Posted to dev@tez.apache.org by Hitesh Shah <hi...@apache.org> on 2013/08/30 01:58:02 UTC

TEZ-398: Changes to the underlying Task/Input/Output/Processor engine layer

Hi folks,

Siddharth, Bikas and I have been working on looking at how to re-factor/clean up the tez-engine layer ( i.e the Input/Output/Processor and Task constructs ) to allow non-MR processors to be built and allow easy introduction of new inputs and outputs. 

I posted an initial design/overview draft on TEZ-398 ( https://issues.apache.org/jira/secure/attachment/12600691/TEZ-398-Engine-Design.pdf ). Please feel free to add your comments to the jira. If you are interested in working on any parts of the changes, comment on either the jira and/or mailing lists.  If there are folks interested, we can set up a meeting where we can discuss the proposed design. 
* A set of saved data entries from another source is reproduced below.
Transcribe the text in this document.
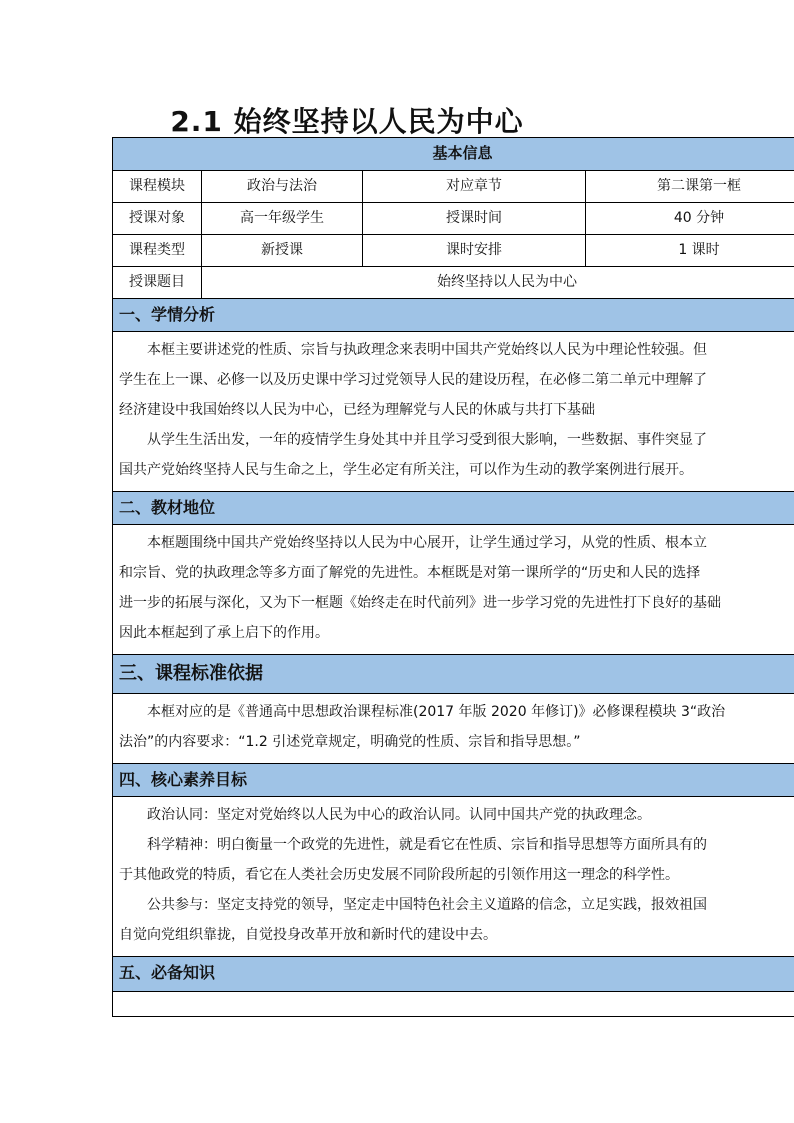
2.1 始终坚持以人民为中心
基本信息
课程模块	政治与法治	对应章节	第二课第一框
授课对象	高一年级学生	授课时间	40 分钟
课程类型	新授课	课时安排	1 课时
授课题目	始终坚持以人民为中心
一、学情分析

本框主要讲述党的性质、宗旨与执政理念来表明中国共产党始终以人民为中理论性较强。但

学生在上一课、必修一以及历史课中学习过党领导人民的建设历程，在必修二第二单元中理解了

经济建设中我国始终以人民为中心，已经为理解党与人民的休戚与共打下基础

从学生生活出发，一年的疫情学生身处其中并且学习受到很大影响，一些数据、事件突显了

国共产党始终坚持人民与生命之上，学生必定有所关注，可以作为生动的教学案例进行展开。

二、教材地位

本框题围绕中国共产党始终坚持以人民为中心展开，让学生通过学习，从党的性质、根本立

和宗旨、党的执政理念等多方面了解党的先进性。本框既是对第一课所学的“历史和人民的选择

进一步的拓展与深化，又为下一框题《始终走在时代前列》进一步学习党的先进性打下良好的基础

因此本框起到了承上启下的作用。

三、课程标准依据

本框对应的是《普通高中思想政治课程标准(2017 年版 2020 年修订)》必修课程模块 3“政治

法治”的内容要求：“1.2 引述党章规定，明确党的性质、宗旨和指导思想。”

四、核心素养目标

政治认同：坚定对党始终以人民为中心的政治认同。认同中国共产党的执政理念。

科学精神：明白衡量一个政党的先进性，就是看它在性质、宗旨和指导思想等方面所具有的

于其他政党的特质，看它在人类社会历史发展不同阶段所起的引领作用这一理念的科学性。

公共参与：坚定支持党的领导，坚定走中国特色社会主义道路的信念，立足实践，报效祖国

自觉向党组织靠拢，自觉投身改革开放和新时代的建设中去。

五、必备知识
Given that these changes are going to make the current implementation unstable for folks that are starting to use to tez ( in hive/pig ), we plan to create a new branch ( likely to be named TEZ-398 ) to work on these engine changes.

thanks
-- Hitesh 




Re: TEZ-398: Changes to the underlying Task/Input/Output/Processor engine layer

Posted by Siddharth Seth <se...@gmail.com>.
Have created a branch for this TEZ-398.

Just to be clear, the design is likely to evolve as it sees the light of
day over the next week or so. There are also aspects which are not fully
fleshed out. At the end of this exercise, it should be possible to write a
processor which takes multiple Inputs - e.g. an input which reads MapReduce
FileFormat based input and another input which just receives non sorted
key-values generated by a previous vertex.


On Thu, Aug 29, 2013 at 4:58 PM, Hitesh Shah <hi...@apache.org> wrote:

> Hi folks,
>
> Siddharth, Bikas and I have been working on looking at how to
> re-factor/clean up the tez-engine layer ( i.e the Input/Output/Processor
> and Task constructs ) to allow non-MR processors to be built and allow easy
> introduction of new inputs and outputs.
>
> I posted an initial design/overview draft on TEZ-398 (
> https://issues.apache.org/jira/secure/attachment/12600691/TEZ-398-Engine-Design.pdf). Please feel free to add your comments to the jira. If you are interested
> in working on any parts of the changes, comment on either the jira and/or
> mailing lists.  If there are folks interested, we can set up a meeting
> where we can discuss the proposed design.
>
> Given that these changes are going to make the current implementation
> unstable for folks that are starting to use to tez ( in hive/pig ), we plan
> to create a new branch ( likely to be named TEZ-398 ) to work on these
> engine changes.
>
> thanks
> -- Hitesh
>
>
>
>